The first in a series of short essays in which a word, concept, subject examines itself. Inspired by the title of C.K. Ogden and I.A. Richards’s The Meaning of Meaning.
Type in the word ‘writer’ into an online jobs portal and most results will have ‘content’ in the title. Content Editor. Content Manager. Content Developer. Digital content is everywhere in the Age of the Internet, where blogs, micro-blogs, social media, and websites proliferate and hypertrophy like irradiated giant squid in Japanese B-Movies, seeking to attract, entrance and cling on to the end user in the 24/7 digital content cycle.
Content needs to be managed, its performance measured and optimised, as it moves through its various distribution streams and channels. Fluvial euphemisms pile up like terminal moraines of gibberish. A knowledge of Content Management Systems, Search Engine Optimisation and Information Architecture is generally essential. And, of course, you’ll be happy communicating with internal and external stakeholders. The latter always makes me think of butchers.

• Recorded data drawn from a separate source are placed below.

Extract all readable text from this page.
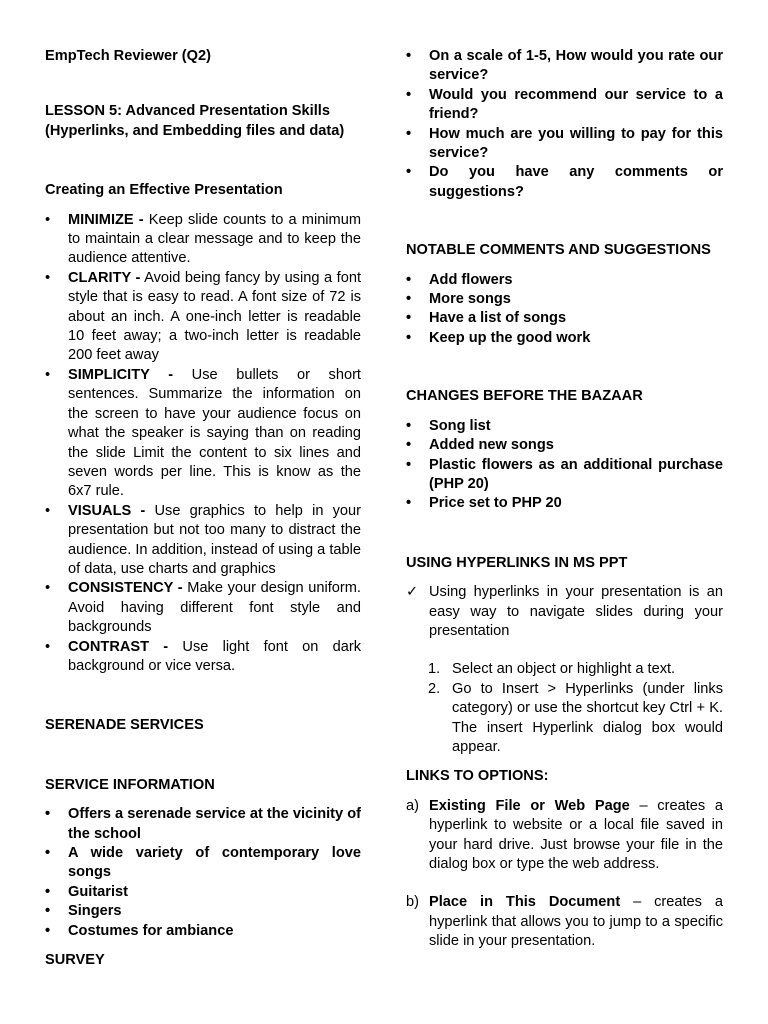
EmpTech Reviewer (Q2)

LESSON 5: Advanced Presentation Skills
(Hyperlinks, and Embedding files and data)

Creating an Effective Presentation

•	MINIMIZE - Keep slide counts to a minimum to maintain a clear message and to keep the audience attentive.
•	CLARITY - Avoid being fancy by using a font style that is easy to read. A font size of 72 is about an inch. A one-inch letter is readable 10 feet away; a two-inch letter is readable 200 feet away
•	SIMPLICITY - Use bullets or short sentences. Summarize the information on the screen to have your audience focus on what the speaker is saying than on reading the slide Limit the content to six lines and seven words per line. This is know as the 6x7 rule.
•	VISUALS - Use graphics to help in your presentation but not too many to distract the audience. In addition, instead of using a table of data, use charts and graphics
•	CONSISTENCY - Make your design uniform. Avoid having different font style and backgrounds
•	CONTRAST - Use light font on dark background or vice versa.

SERENADE SERVICES

SERVICE INFORMATION

•	Offers a serenade service at the vicinity of the school
•	A wide variety of contemporary love songs
•	Guitarist
•	Singers
•	Costumes for ambiance

SURVEY

•	On a scale of 1-5, How would you rate our service?
•	Would you recommend our service to a friend?
•	How much are you willing to pay for this service?
•	Do you have any comments or suggestions?

NOTABLE COMMENTS AND SUGGESTIONS

•	Add flowers
•	More songs
•	Have a list of songs
•	Keep up the good work

CHANGES BEFORE THE BAZAAR

•	Song list
•	Added new songs
•	Plastic flowers as an additional purchase (PHP 20)
•	Price set to PHP 20

USING HYPERLINKS IN MS PPT

✓ Using hyperlinks in your presentation is an easy way to navigate slides during your presentation
1. Select an object or highlight a text.
2. Go to Insert > Hyperlinks (under links category) or use the shortcut key Ctrl + K. The insert Hyperlink dialog box would appear.

LINKS TO OPTIONS:

a) Existing File or Web Page – creates a hyperlink to website or a local file saved in your hard drive. Just browse your file in the dialog box or type the web address.
b) Place in This Document – creates a hyperlink that allows you to jump to a specific slide in your presentation.
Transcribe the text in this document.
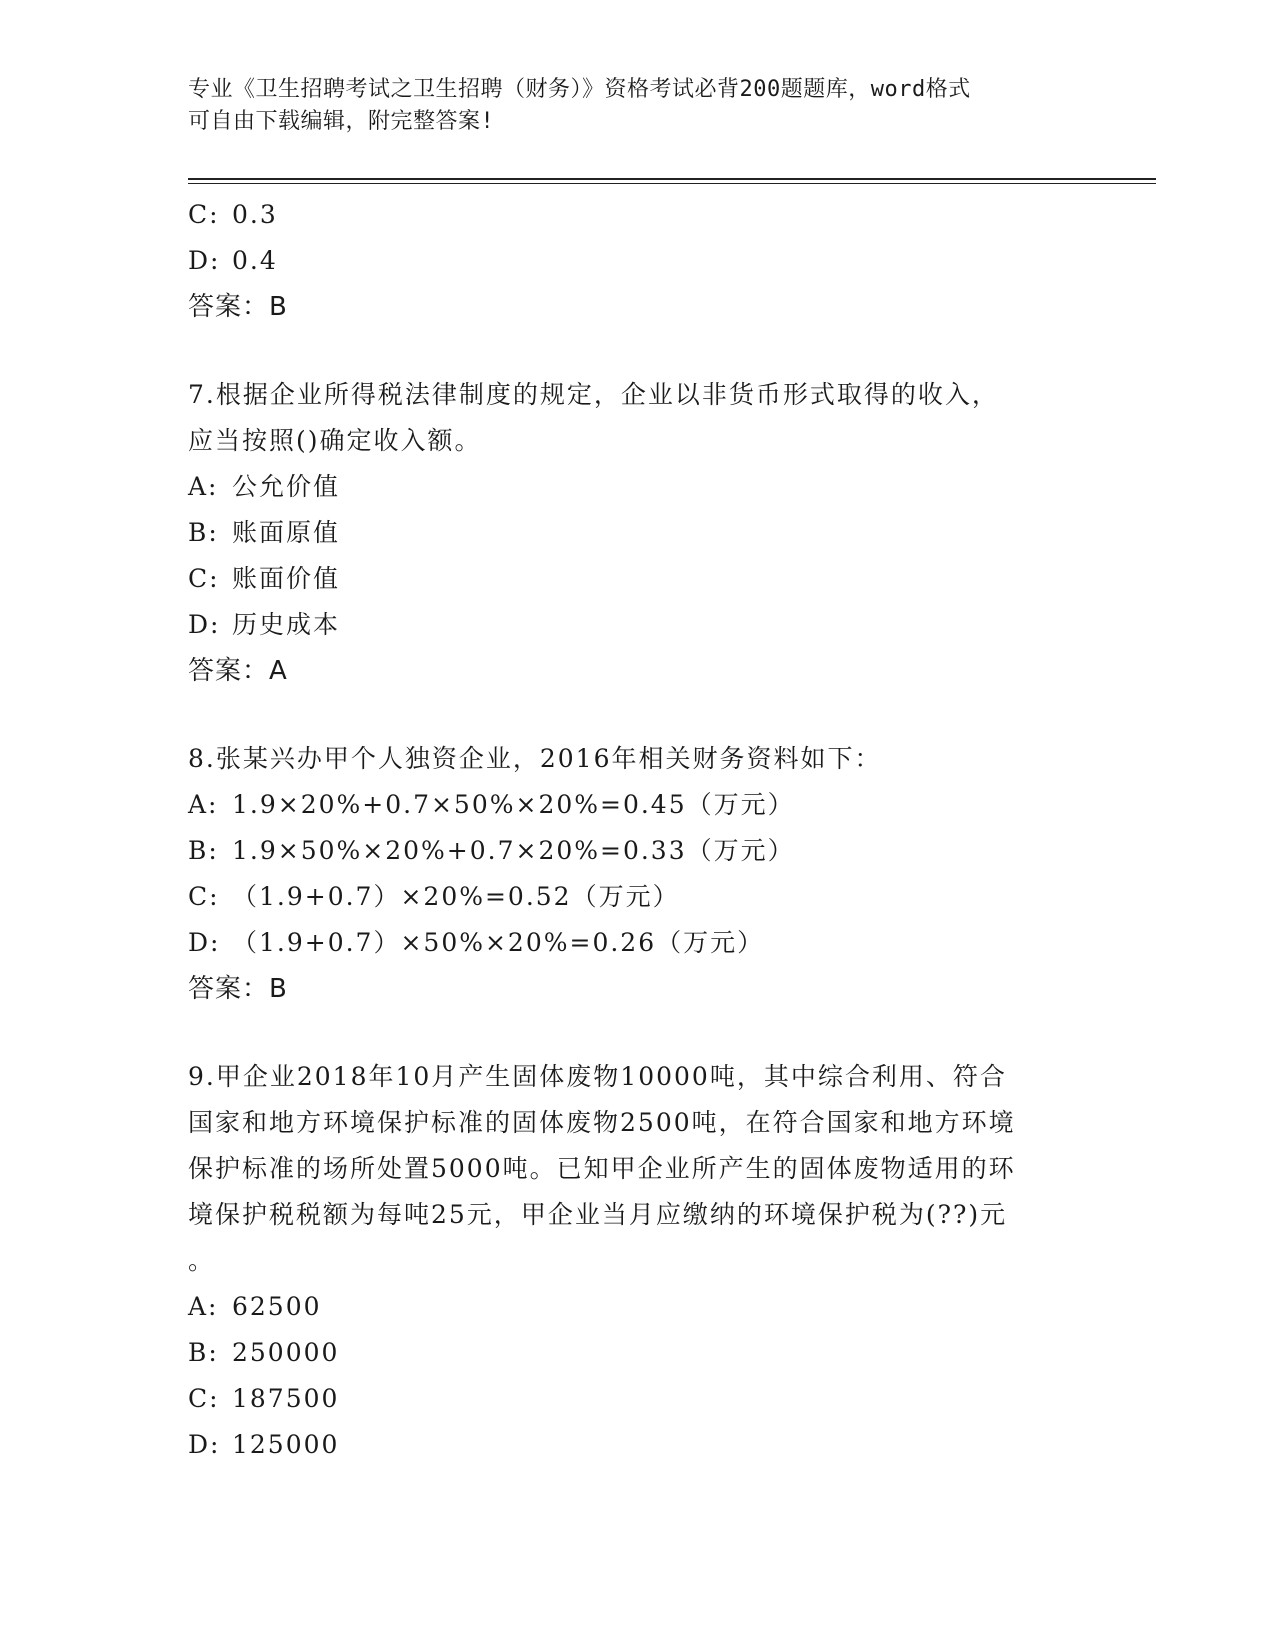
专业《卫生招聘考试之卫生招聘（财务）》资格考试必背200题题库，word格式
可自由下载编辑，附完整答案!
C: 0.3
D: 0.4
答案：B
7.根据企业所得税法律制度的规定，企业以非货币形式取得的收入，
应当按照()确定收入额。
A: 公允价值
B: 账面原值
C: 账面价值
D: 历史成本
答案：A
8.张某兴办甲个人独资企业，2016年相关财务资料如下：
A: 1.9×20%+0.7×50%×20%=0.45（万元）
B: 1.9×50%×20%+0.7×20%=0.33（万元）
C: （1.9+0.7）×20%=0.52（万元）
D: （1.9+0.7）×50%×20%=0.26（万元）
答案：B
9.甲企业2018年10月产生固体废物10000吨，其中综合利用、符合
国家和地方环境保护标准的固体废物2500吨，在符合国家和地方环境
保护标准的场所处置5000吨。已知甲企业所产生的固体废物适用的环
境保护税税额为每吨25元，甲企业当月应缴纳的环境保护税为(??)元
。
A: 62500
B: 250000
C: 187500
D: 125000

Notice how the job advert addresses you directly – you’ll be happy. Oh, I will, will I? Naturally, all this content will be part of a 360 content strategy. 360 what? Degrees? Do they require circumferentially-correct content? Could it be days? If so, the maths is a little off. I suppose they assume that, if you have to ask, then you – you who were so happy to communicate with internal and external stakeholders – are not really right for the job.
In all these adverts, in which the above italicised metaphors appear with a consistency that suggests the writers have all either attended the same Optimal Content Management course, or use the same advert template, one thing remains consistently elusive: no one seems to want to say what all this optimised, managed, edited, manicured and pedicured content consists of. This content has no content. Very occasionally a reference is made to blog posts, social media feeds (content-enriched, no doubt, to strain the metaphor yet further), sometimes articles or newsletters are listed. But the subject and topics of these content formats remain absent.
Content, then, is an empty sign, a signifier which has no referent, and is the perfect metaphor for an age of proliferating text in which the thing being piped from screen to tablet to smartphone, flushed down a digital sewage system of streams and outlet channels, to an ‘end user’, not a reader, is ultimately of no consequence. The content of this content is of such little importance that it does not merit a mention in the adverts seeking someone to create it. What matters is the ‘end user’, the things they click on the page, and the amount of time they spend there. This data is usable, it has value, for advertisers and justifying marketing budgets, for creating content about the effectiveness of the contentless content that lured in the ‘end user’ in the first place. The secondary content not only has more substance than the original content, it both defines it and usurps it. Content finds its substance ex post facto: it only comes to have content in its second order of being. Some feat.
Content is king, the mantra goes. All, any. Those text boxes have to get filled somehow. The invisible reader, a statistical figure who costs so much time and effort to find the ideal content writer to create the contentless content, in order to provide the secondary data-driven content to define and supplant the empty first lot, is the grail at the end of every streamed channel. In its turn, the secondary content will become defined and supplanted through third-order manipulations, and so on in an infinite regress, as contentless content generates ever more content-filled content, until one day a PhD student will sit down to pen her thesis, Content and its Discontents.